Using game changing technology, Forester along with the last of humanities hope, will be transported to the future in an attempt to alter the tide in a war that looks to offer certain defeat. After surviving his first encounter with the Earth invaders, he reports to Romeo Command (Yvonne Strahovski). An army colonel and scientist heading the operation, who believes she has the answer that could save the world not only from the current war, but the war that is still yet to happen 30 years from now.

Some of you may remember the first time you watched Will Smith punch an alien in the face, and following up with the classic line “Welcome to Earth” in Roland Emmerich’s Independence Day (1996). Or if you go further back to Ridley Scott’s far more horrifying approach, when you first meet the xenomorph in Alien (1979). The Tomorrow War sadly doesn’t offer such memorable moment. As a matter of fact, time will tell if anything you witness in director Chris McKay’s Sci-Fi, big budget blockbuster will be rendered as memorable.


Chris Pratt is an easy sell in today’s market. He has the charm, charisma and genuine acting ability to carry any role, no matter how mediocre the material is. With the Tomorrow War he doesn’t do anymore beyond the ordinary. Flashing his biceps, firing a range of weapons and becoming the hero our scenario needs. There’s less of the funny stuff we see from him in Parks and Recreation and his work in the MCU as Star-Lord, but in fact we get a hard-working family man who understands the task he is given in order to save his family from future catastrophe.
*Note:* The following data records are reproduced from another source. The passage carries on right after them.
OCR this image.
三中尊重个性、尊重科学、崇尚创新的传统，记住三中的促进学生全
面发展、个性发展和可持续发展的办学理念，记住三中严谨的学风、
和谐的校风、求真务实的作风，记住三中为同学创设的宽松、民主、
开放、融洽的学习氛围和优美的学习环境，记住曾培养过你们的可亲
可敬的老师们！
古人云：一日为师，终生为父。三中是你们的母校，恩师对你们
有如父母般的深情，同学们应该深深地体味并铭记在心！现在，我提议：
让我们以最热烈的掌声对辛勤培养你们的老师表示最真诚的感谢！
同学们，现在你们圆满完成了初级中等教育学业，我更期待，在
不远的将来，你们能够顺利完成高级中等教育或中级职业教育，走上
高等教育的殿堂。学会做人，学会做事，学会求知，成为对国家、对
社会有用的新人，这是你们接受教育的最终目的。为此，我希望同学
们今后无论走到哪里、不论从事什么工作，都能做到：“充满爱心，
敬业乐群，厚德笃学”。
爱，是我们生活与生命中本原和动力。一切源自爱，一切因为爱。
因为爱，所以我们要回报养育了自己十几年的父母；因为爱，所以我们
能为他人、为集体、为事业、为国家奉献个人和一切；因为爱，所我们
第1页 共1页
The Tomorrow War sticks to the alien invasion algorithm. They invade, the United States get pissed off, and they send a group of unqualified warriors to save the world. “Oorah”. The inclusion of time travel is where this film has the potential to take it to greater success, but it only brings up more questions than it attempts to answer. Using time travel as a narrative tool can always bring a long list of scientific inaccuracies and story specific loop holes. Both of which are very apparent here. The ideas are there, but the answers are not. The Tomorrow War is not as forward-thinking as it perhaps wanted to be, and would be better enjoyed if you switch off and let the action heavy set pieces take control.


More popcorn entertainment dished up in Pratt portions of action indulgence. The movie runs a little too long, and seemingly suffers from multiple endings and despite predominantly being set in the future, the more enjoyable elements come from its present day setting. Action orientated fun, but fails to tell a more grasping and worthwhile story.